Vers 6-7 ans, c’est la consolidation d’images anticipées qui permettent la reconstruction de processus dynamiques et la prévision de leurs conséquences sur les actions. Nous l’avons vu, l’imagination influence le langage et la communication. Cela a également un impact sur les compétences sociales. Interagir avec les autres les aide à créer des liens d’amitié et de développement social avec leurs pairs.

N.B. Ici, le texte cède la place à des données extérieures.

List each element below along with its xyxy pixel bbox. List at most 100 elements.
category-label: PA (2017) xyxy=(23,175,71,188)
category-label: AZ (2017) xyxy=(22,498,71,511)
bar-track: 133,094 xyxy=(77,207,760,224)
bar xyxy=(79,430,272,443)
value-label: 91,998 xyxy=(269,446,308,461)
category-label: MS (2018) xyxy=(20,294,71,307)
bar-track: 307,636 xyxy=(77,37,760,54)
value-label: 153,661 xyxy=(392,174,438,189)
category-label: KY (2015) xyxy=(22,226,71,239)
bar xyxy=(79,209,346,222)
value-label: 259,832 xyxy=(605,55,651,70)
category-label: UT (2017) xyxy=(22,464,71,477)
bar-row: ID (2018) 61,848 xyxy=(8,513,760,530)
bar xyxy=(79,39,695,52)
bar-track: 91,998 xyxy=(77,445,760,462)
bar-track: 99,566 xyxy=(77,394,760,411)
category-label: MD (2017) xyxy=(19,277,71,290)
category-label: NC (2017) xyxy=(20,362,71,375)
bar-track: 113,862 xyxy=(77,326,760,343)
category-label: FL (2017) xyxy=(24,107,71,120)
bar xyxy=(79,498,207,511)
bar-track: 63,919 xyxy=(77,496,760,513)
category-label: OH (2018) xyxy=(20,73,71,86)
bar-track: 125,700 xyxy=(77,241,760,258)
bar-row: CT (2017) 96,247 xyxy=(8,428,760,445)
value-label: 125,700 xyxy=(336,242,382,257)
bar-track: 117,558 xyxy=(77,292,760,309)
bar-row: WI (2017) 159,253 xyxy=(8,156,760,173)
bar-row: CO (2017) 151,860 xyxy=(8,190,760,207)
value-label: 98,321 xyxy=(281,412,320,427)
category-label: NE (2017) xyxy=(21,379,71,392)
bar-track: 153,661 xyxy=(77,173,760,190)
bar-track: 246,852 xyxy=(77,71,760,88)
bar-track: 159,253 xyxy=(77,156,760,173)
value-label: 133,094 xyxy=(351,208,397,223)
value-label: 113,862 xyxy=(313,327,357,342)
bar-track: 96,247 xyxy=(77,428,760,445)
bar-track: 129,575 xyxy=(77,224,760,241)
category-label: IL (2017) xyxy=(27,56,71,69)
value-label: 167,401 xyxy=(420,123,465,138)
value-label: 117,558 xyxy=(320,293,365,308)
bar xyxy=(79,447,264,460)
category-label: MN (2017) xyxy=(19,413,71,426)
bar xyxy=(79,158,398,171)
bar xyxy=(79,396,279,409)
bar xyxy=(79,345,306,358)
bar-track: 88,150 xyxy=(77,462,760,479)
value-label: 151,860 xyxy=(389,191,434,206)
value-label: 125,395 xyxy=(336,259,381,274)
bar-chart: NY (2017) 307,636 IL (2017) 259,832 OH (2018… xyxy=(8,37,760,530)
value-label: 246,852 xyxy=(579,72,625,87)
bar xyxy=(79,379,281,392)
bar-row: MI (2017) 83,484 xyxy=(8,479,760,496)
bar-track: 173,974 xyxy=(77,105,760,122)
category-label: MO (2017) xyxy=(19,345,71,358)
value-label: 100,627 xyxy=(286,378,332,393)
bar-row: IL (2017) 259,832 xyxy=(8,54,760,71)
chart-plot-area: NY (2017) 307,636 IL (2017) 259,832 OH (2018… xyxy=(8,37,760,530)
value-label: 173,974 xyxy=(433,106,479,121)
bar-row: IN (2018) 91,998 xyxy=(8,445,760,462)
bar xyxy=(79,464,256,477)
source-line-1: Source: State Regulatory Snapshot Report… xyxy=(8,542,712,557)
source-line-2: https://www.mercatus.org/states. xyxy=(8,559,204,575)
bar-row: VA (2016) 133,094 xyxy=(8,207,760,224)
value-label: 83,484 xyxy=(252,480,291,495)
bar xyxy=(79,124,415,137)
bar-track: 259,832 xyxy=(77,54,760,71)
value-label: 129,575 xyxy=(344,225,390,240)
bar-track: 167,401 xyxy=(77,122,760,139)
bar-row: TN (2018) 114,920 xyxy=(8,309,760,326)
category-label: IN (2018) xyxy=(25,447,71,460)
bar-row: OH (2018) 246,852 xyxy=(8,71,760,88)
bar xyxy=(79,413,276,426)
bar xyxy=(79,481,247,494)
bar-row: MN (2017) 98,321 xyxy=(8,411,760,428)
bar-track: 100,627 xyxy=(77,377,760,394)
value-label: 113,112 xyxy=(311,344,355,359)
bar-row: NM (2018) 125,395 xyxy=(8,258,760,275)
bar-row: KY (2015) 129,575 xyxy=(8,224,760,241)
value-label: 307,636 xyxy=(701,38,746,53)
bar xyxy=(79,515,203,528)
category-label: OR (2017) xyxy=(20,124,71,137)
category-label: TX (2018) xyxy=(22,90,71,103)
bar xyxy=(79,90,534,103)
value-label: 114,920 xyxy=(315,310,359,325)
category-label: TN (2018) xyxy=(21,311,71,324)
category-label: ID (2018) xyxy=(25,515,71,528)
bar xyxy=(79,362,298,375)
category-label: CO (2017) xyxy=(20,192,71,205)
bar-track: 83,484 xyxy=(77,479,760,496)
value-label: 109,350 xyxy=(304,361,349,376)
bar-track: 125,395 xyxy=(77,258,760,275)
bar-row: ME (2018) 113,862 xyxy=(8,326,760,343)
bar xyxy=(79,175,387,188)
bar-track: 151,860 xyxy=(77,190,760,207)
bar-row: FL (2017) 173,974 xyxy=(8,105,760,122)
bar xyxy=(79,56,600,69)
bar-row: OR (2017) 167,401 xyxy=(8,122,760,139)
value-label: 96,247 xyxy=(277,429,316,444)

L’imagination influence également la résolution de problèmes : elle permet aux enfants de générer des processus de résolution et de développer des compétences pour faire face aux situations stressantes, en acquérant des moyens pour résoudre les difficultés qui surviennent.

Conclusion
Un enfant a besoin d’espace pour se construire et il n’a nul besoin d’être sollicité, voir stimulé en permanence dans l’idée qu’il faudrait qu’il acquière un maximum d’aptitudes le plus jeune possible. Au contraire, un enfant a besoin de souffler, de ne rien faire et même parfois de s’ennuyer pour trouver son propre équilibre (Nous vous invitons à ce propos à lire l’article « Et si nous ajoutions l’ennui dans les valises des vacances ? »).
Ce n’est pas toujours simple à mettre en pratique dans une société qui demande très rapidement aux enfants dans leur développement de se conformer à une forme de pensée qui ne leur est pas naturelle et où la consommation croissante des écrans et des réseaux sociaux éloignent les enfants d’eux-même.
Nous l’avons pourtant vu, l’accès à l’imaginaire est essentielle au développement de l’enfant et aura un impact dans le développement de son langage, de sa pensée, de sa bonne santé psychique, de ses représentations, de ses apprentissages, de ses liens aux autres, de ses capacités de créativité et d’abstraction. Au sein du 213 Centre thérapeutique, nous proposons, lorsque cela est nécessaire, des thérapies permettant de relancer l’activité créative, imaginaire et ludique, permettant ainsi à l’enfant de retrouver un mieux-être global.